That Feel
“100 Days, 100 Nights” by Sharon Jones and the Dap-Kings
Sharon Jones may be the most authentic soul-music performer to emerge in decades, but before that, she was in and out of jail — on a daily basis.
Touring on the heels of her latest, 100 Days, 100 Nights, Jones and her backing band, the Dap-Kings (Amy Winehouse’s sometime backing band), have been at it now for nearly 12 years. Before the 51-year-old singer’s break came in 1996, when she was called for a backing-vocal session by fledgling producers and Desco label founders Phillip Lehman and Bosco “Bass” Mann, Jones was working as a guard at the notorious New York City prison Rikers Island.
That detail, plus her brassy, assertive singing, paints the picture of a hard-as-nails woman you don’t wanna mess with. But in conversation, the toughness vanishes.
“They had me with the men,” Jones says. “I looked at them and thought, You’re mostly young minorities. Your life is being ruined. So at least when you come in here, you should have some kind of respect. You shouldn’t be trying to steal from each other and hurt each other. Why do you want to hurt him and take his sneakers, take his manhood? I couldn’t understand it, and it saddened me. The inmates told me, ‘Miss Jones, you’re not going to last in here because you’re too nice.’
“They were right,” she continues, laughing. “When I left, the inmates were very gracious to me. You first must show respect if you want to get it. I give it, no matter who it is. Those inmates, I didn’t turn up my nose at them. I wasn’t there to judge them.”
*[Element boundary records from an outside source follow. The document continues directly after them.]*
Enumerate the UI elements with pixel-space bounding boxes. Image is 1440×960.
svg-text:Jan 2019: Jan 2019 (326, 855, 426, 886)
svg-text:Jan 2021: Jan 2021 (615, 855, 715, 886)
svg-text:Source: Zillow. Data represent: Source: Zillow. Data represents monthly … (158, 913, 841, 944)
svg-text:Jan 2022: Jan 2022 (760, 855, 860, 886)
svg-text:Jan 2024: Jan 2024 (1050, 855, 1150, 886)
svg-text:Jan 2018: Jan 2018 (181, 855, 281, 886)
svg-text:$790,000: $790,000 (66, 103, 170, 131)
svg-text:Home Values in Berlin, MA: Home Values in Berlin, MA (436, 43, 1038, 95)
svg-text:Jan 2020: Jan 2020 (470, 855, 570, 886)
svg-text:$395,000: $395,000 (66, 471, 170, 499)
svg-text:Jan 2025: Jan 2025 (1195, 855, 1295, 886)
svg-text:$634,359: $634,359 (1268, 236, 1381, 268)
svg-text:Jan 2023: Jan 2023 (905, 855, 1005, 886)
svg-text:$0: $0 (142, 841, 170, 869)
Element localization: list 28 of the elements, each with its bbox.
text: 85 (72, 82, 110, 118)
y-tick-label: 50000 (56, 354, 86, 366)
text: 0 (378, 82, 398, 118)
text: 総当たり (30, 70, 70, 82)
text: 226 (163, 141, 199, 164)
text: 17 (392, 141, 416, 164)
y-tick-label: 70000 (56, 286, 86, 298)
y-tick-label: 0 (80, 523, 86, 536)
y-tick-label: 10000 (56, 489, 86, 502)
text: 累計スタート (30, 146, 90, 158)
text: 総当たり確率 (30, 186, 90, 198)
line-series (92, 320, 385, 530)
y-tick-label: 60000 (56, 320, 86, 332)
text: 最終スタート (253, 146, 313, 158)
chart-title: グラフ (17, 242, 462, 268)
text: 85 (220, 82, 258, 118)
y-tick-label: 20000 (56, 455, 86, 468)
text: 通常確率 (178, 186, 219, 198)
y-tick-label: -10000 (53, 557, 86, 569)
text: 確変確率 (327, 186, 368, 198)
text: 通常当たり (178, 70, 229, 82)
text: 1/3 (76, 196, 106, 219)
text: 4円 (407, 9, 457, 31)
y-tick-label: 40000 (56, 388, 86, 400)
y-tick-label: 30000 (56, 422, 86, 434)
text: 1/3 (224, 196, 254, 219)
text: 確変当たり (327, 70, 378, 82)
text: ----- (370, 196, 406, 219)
Born in 1956 in Augusta, Georgia (James Brown’s hometown), Jones was raised in Brooklyn but shuttled back to Augusta every summer as a youth. In Augusta, she sang in a gospel choir, and the back-and-forth between New York and small-town Georgia gave her a wider perspective on the world. Jones’ quaint description of the radio formatting of her adolescence — “three stations that played Motown, Stax and the Beatles” — suggests a simpler, more romantic time.
But the tensions of the civil rights era and the real-life heartache and struggle under the surface of later Stax and Motown hits also exist at the core of Jones’ sound. She also stresses that her respect for people comes through in her work.
On closer inspection, the underlying vulnerability in her voice does indeed give the music an edge, and the boom in her singing represents a stubborn optimism persisting in the face of world-weariness. But when pressed, Jones can offer little insight as to how the band and its producers capture that old-soul vibe, other than to say, “I don’t have to pretend. I’ve lived it.”
To hear her tell it, you either have it or you don’t. And, through working with Mann (who founded Daptone Records after Desco’s demise) and the Dap-Kings, some of whom were still in their teens when they started, Jones has “learned not to judge a book by its cover.”
“The first thing that came out of my mouth when I saw him,” she says, recalling her initial impression of the then-21-year-old Mann, “was what does this little white boy know about funk? But as soon as those white boys started playing, my mouth dropped and I was like, OK.”
Jones was struck by Mann and the Daptone collective’s passionate interest in vintage soul and R&B, their collector’s drive to search out rare 45s and spin DJ sets of soul music, and their natural affinity for the music. In fact, as compelling as Jones’ story is, the makeup of the band itself — mostly young and white with a sizable Jewish contingent — says more about the enduring universal appeal of soul music and its potential to reach ever wider and younger audiences.
Many modern acts (G. Love, Soulive, etc.) show a reverence for the analog textures and recording styles of bygone eras. But too many of these contemporary groups overshoot the mark and come out with records that sound exaggerated, pumped up. Their hearts are in the right place, but their production values have been spiked with steroids.
Mann, Jones, the Dap-Kings and all involved at Daptone Records simply seek to capture that old feel. The music doesn’t exude a concerted effort to sound retro. It just sounds natural.
“The band isn’t running around trying to play all this Jay-Z and stuff out here,” she says. “We didn’t say, Let’s try and hip-hop it up and add a little t-t-t-t-t, ba-dum-ba-dum-ba-dum,” she says, making blips, beeps, and scratching noises with her voice.
Catching herself, she begins to cackle.
And that’s about as good an answer as you’re going to get. As her laughter reveals, however, you don’t need to think about soul. You just gotta feel it.